En mi pueblo, hay un chaval al que llaman Jano. Como el dios griego, siempre tuvo dos caras. A diferencia de él, las caras no le permiten vislumbrar el ayer y asomarse al mañana. Maestro del disfraz, aprendió a desdoblarse ya de pequeño. Sabía qué tenía que hacer para ser un niño-modelo. No sabía quién le había metido en la cabeza los pensamientos que mascaba. Venga a rumiar. Y ahí estaban las conclusiones. La otra cara solo frente al espejo. Mejor así: por eso del qué dirán y por las collejas también. Comía con los Simpson y después estudiaba horas y horas para no escucharse.

En una escena: un montón de rastrillos y un hueco en el centro. Allí estaba el actor secundario Bob. Daba igual hacia dónde caminase. Al final, acababa pisando las púas y el mango se estrellaba en su nariz. Así Jano. En vez de rastrillos, cuando él quería inventar una senda, alguien le decía que por ahí no y ponía un cartel al inicio del camino: maricón.

Eligió un peinado que, decían ellos, era un poco femenino.
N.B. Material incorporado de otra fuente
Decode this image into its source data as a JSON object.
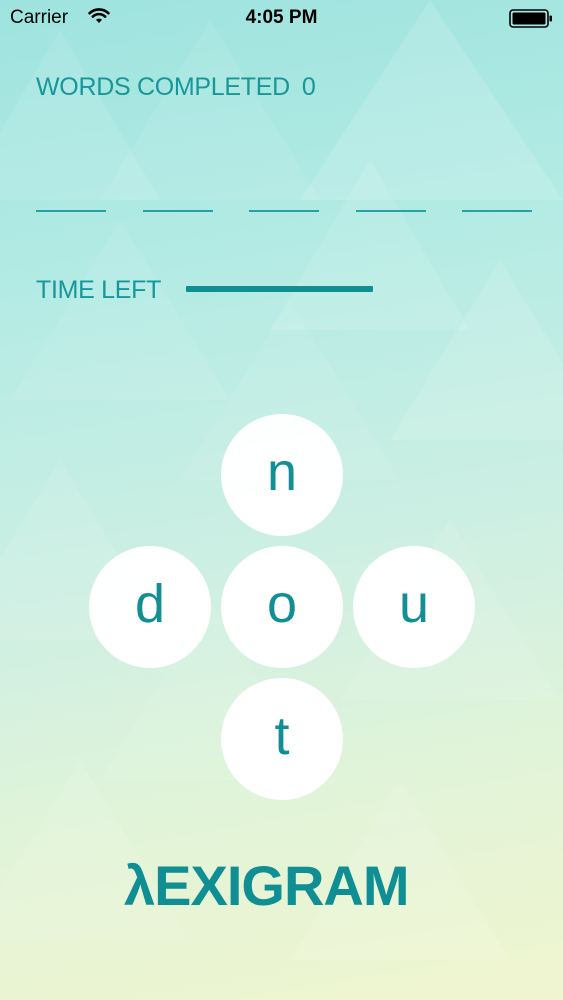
{
  "status_bar": {
    "carrier": "Carrier",
    "time": "4:05 PM",
    "wifi_icon": "wifi-icon",
    "battery_icon": "battery-icon"
  },
  "game": {
    "words_completed_label": "WORDS COMPLETED",
    "words_completed_count": "0",
    "blank_count": 5,
    "time_left_label": "TIME LEFT",
    "time_left_fraction": 1.0,
    "letters": {
      "top": "n",
      "left": "d",
      "center": "o",
      "right": "u",
      "bottom": "t"
    }
  },
  "logo": {
    "text": "λEXIGRAM"
  },
  "colors": {
    "accent": "#0f8e93",
    "text": "#17979a",
    "tile": "#ffffff"
  }
}
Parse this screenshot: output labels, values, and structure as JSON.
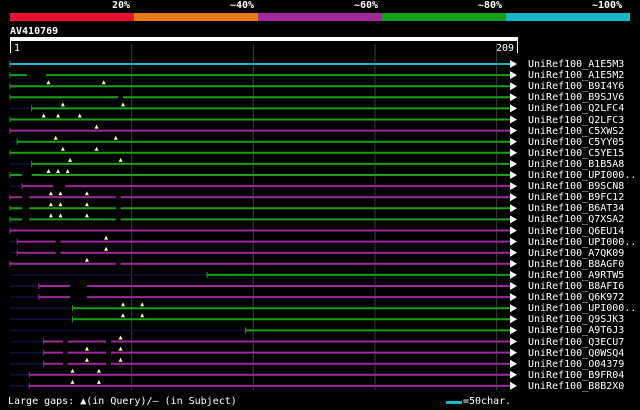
{
  "legend": {
    "labels": [
      "20%",
      "~40%",
      "~60%",
      "~80%",
      "~100%"
    ],
    "colors": [
      "#e8102e",
      "#e87818",
      "#a0289e",
      "#18a018",
      "#18b8c8"
    ]
  },
  "query": {
    "id": "AV410769",
    "start": "1",
    "end": "209",
    "length": 209
  },
  "hits": [
    {
      "name": "UniRef100_A1E5M3",
      "color": "#18b8c8",
      "start": 1,
      "end": 209,
      "gaps": []
    },
    {
      "name": "UniRef100_A1E5M2",
      "color": "#18a018",
      "start": 1,
      "end": 209,
      "gaps": [
        [
          8,
          16
        ]
      ],
      "ins": []
    },
    {
      "name": "UniRef100_B9I4Y6",
      "color": "#18a018",
      "start": 1,
      "end": 209,
      "gaps": [],
      "ins": [
        17,
        40
      ]
    },
    {
      "name": "UniRef100_B9SJV6",
      "color": "#18a018",
      "start": 1,
      "end": 209,
      "gaps": [
        [
          46,
          48
        ]
      ],
      "ins": []
    },
    {
      "name": "UniRef100_Q2LFC4",
      "color": "#18a018",
      "start": 10,
      "end": 209,
      "gaps": [],
      "ins": [
        23,
        48
      ]
    },
    {
      "name": "UniRef100_Q2LFC3",
      "color": "#18a018",
      "start": 1,
      "end": 209,
      "gaps": [],
      "ins": [
        15,
        21,
        30
      ]
    },
    {
      "name": "UniRef100_C5XWS2",
      "color": "#a0289e",
      "start": 1,
      "end": 209,
      "gaps": [],
      "ins": [
        37
      ]
    },
    {
      "name": "UniRef100_C5YY05",
      "color": "#18a018",
      "start": 4,
      "end": 209,
      "gaps": [],
      "ins": [
        20,
        45
      ]
    },
    {
      "name": "UniRef100_C5YE15",
      "color": "#18a018",
      "start": 1,
      "end": 209,
      "gaps": [],
      "ins": [
        23,
        37
      ]
    },
    {
      "name": "UniRef100_B1B5A8",
      "color": "#18a018",
      "start": 10,
      "end": 209,
      "gaps": [],
      "ins": [
        26,
        47
      ]
    },
    {
      "name": "UniRef100_UPI000..",
      "color": "#18a018",
      "start": 1,
      "end": 209,
      "gaps": [
        [
          6,
          10
        ]
      ],
      "ins": [
        17,
        21,
        25
      ]
    },
    {
      "name": "UniRef100_B9SCN8",
      "color": "#a0289e",
      "start": 6,
      "end": 209,
      "gaps": [
        [
          19,
          24
        ]
      ],
      "ins": []
    },
    {
      "name": "UniRef100_B9FC12",
      "color": "#a0289e",
      "start": 1,
      "end": 209,
      "gaps": [
        [
          6,
          9
        ],
        [
          45,
          47
        ]
      ],
      "ins": [
        18,
        22,
        33
      ]
    },
    {
      "name": "UniRef100_B6AT34",
      "color": "#18a018",
      "start": 1,
      "end": 209,
      "gaps": [
        [
          6,
          9
        ],
        [
          45,
          47
        ]
      ],
      "ins": [
        18,
        22,
        33
      ]
    },
    {
      "name": "UniRef100_Q7XSA2",
      "color": "#18a018",
      "start": 1,
      "end": 209,
      "gaps": [
        [
          6,
          9
        ],
        [
          45,
          47
        ]
      ],
      "ins": [
        18,
        22,
        33
      ]
    },
    {
      "name": "UniRef100_Q6EU14",
      "color": "#a0289e",
      "start": 1,
      "end": 209,
      "gaps": [],
      "ins": []
    },
    {
      "name": "UniRef100_UPI000..",
      "color": "#a0289e",
      "start": 4,
      "end": 209,
      "gaps": [
        [
          20,
          22
        ]
      ],
      "ins": [
        41
      ]
    },
    {
      "name": "UniRef100_A7QK09",
      "color": "#a0289e",
      "start": 4,
      "end": 209,
      "gaps": [
        [
          20,
          22
        ]
      ],
      "ins": [
        41
      ]
    },
    {
      "name": "UniRef100_B8AGF0",
      "color": "#a0289e",
      "start": 1,
      "end": 209,
      "gaps": [
        [
          45,
          47
        ]
      ],
      "ins": [
        33
      ]
    },
    {
      "name": "UniRef100_A9RTW5",
      "color": "#18a018",
      "start": 83,
      "end": 209,
      "gaps": [],
      "ins": []
    },
    {
      "name": "UniRef100_B8AFI6",
      "color": "#a0289e",
      "start": 13,
      "end": 209,
      "gaps": [
        [
          26,
          33
        ]
      ],
      "ins": []
    },
    {
      "name": "UniRef100_Q6K972",
      "color": "#a0289e",
      "start": 13,
      "end": 209,
      "gaps": [
        [
          26,
          33
        ]
      ],
      "ins": []
    },
    {
      "name": "UniRef100_UPI000..",
      "color": "#18a018",
      "start": 27,
      "end": 209,
      "gaps": [],
      "ins": [
        48,
        56
      ]
    },
    {
      "name": "UniRef100_Q9SJK3",
      "color": "#18a018",
      "start": 27,
      "end": 209,
      "gaps": [],
      "ins": [
        48,
        56
      ]
    },
    {
      "name": "UniRef100_A9T6J3",
      "color": "#18a018",
      "start": 99,
      "end": 209,
      "gaps": [],
      "ins": []
    },
    {
      "name": "UniRef100_Q3ECU7",
      "color": "#a0289e",
      "start": 15,
      "end": 209,
      "gaps": [
        [
          23,
          25
        ],
        [
          41,
          43
        ]
      ],
      "ins": [
        47
      ]
    },
    {
      "name": "UniRef100_Q0WSQ4",
      "color": "#a0289e",
      "start": 15,
      "end": 209,
      "gaps": [
        [
          23,
          25
        ],
        [
          41,
          43
        ]
      ],
      "ins": [
        33,
        47
      ]
    },
    {
      "name": "UniRef100_O04379",
      "color": "#a0289e",
      "start": 15,
      "end": 209,
      "gaps": [
        [
          23,
          25
        ],
        [
          41,
          43
        ]
      ],
      "ins": [
        33,
        47
      ]
    },
    {
      "name": "UniRef100_B9FR04",
      "color": "#a0289e",
      "start": 9,
      "end": 209,
      "gaps": [],
      "ins": [
        27,
        38
      ]
    },
    {
      "name": "UniRef100_B8B2X0",
      "color": "#a0289e",
      "start": 9,
      "end": 209,
      "gaps": [],
      "ins": [
        27,
        38
      ]
    }
  ],
  "footer": {
    "gaps_text": "Large gaps: ▲(in Query)/— (in Subject)",
    "scale_text": "=50char.",
    "scale_color": "#18b8c8"
  }
}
A ver si… decían ellos… mariquita. «Uy, uy, menudos aspavientos hace», aseguraba una amiga de la familia. Ya habían plantado en él la semillita del qué dirán. Le salían tallos por las orejas y él los cortaba. Se apuntó él solo a bailes regionales. Al año siguiente, tenía hojas en vez de pies. Creció la maleza en sus brazos alegres. Unas ramas, prótesis malignas, donde antes había piel manchada de pecas, le impedían danzar como antes.

Ya en el instituto veía que todos sus amigos al peinarse, al posar para una autofoto o al gritar —siuuh— imitaban a Cristiano Ronaldo. CR7. Y Jano buscaba en Google: “Cristiano”, “novio”, “encuentro”. Si el ídolo podía besar a otros chicos, él podría dar la mano al guapo de clase y decir: “sí, como Cristiano”.

Vio que, en su pueblo, los maricones no tenían novios para los demás, sino “parejas” o “amigos”. Y escuchó que “tampoco es necesario ir predicándolo por ahí”. Quienes lo decían eran los que proclamaban a los cuatro vientos su heterosexualidad.

Jano aún no había leído a Cernuda ni escuchado las canciones de Rodrigo Cuevas. Por eso buscaba el refrendo en alguna noticia del deportista luso. Y la ilusión duraba lo que tardaba en leer las fake news. Se zambullía en los clickbaits y al cerrar el portátil, vestía de nuevo la cara del niño-modelo.

En las verbenas, tenía cuidado al bailar y al mover demasiado las manos. Al mirar al chaval del pueblo vecino y al cantar la última de Lady Gaga. Ojo avizor siempre. Los más cuzos intuían que Jano era un buen intérprete. Ya no lo llamaban maricón entero. De vez en cuando, se les caía de los labios un “medio maricón”. Pero muy rápido. Así: mediomaricón. Y Jano, que era bisexual, pensaba que los asnos habían vomitado palabras ciertas.

Después de la edad del pavo y de haberse convertido en un hombre árbol —atravesado por raíces, lodo, caminos encharcados cuya agua lo hacía crecer en no se sabe qué dirección—, empezó a vestir la otra cara. Poco a poco. Un día esta y un día la otra. Y vio que, en su pueblo, los maricones no tenían novios para los demás, sino “parejas” o “amigos”. Y escuchó que “tampoco es necesario ir predicándolo por ahí”. Quienes lo decían eran los que proclamaban a los cuatro vientos su heterosexualidad. No eran conscientes porque eso era lo normal, lo neutro, lo de toda la vida. Y qué poco les había interesado la normalidad cuando fueron niños.

Al principio, Jano les pedía el micrófono. Después, con seguridad impostada, empezó a cortar la luz cuando los machotes subían a la tarima y el sermón hacía que la gente bostezara. Cortocircuito.

Hay muchos kilómetros de Stonewall al pueblecito de Jano. Ayer, fue al sobrado de la casa antigua y se vistió con los atuendos de su abuelo, el titiritero, y el traje de Águeda de su abuela. Convocó a todos los maricones y mariconas de la provincia. El qué dirán en la palma de una mano. A orillas del embalse, lanzaron al fuego los armarios y divanes. Las estructuras inútiles del pasado crepitaban al son de melodías aún por inventar.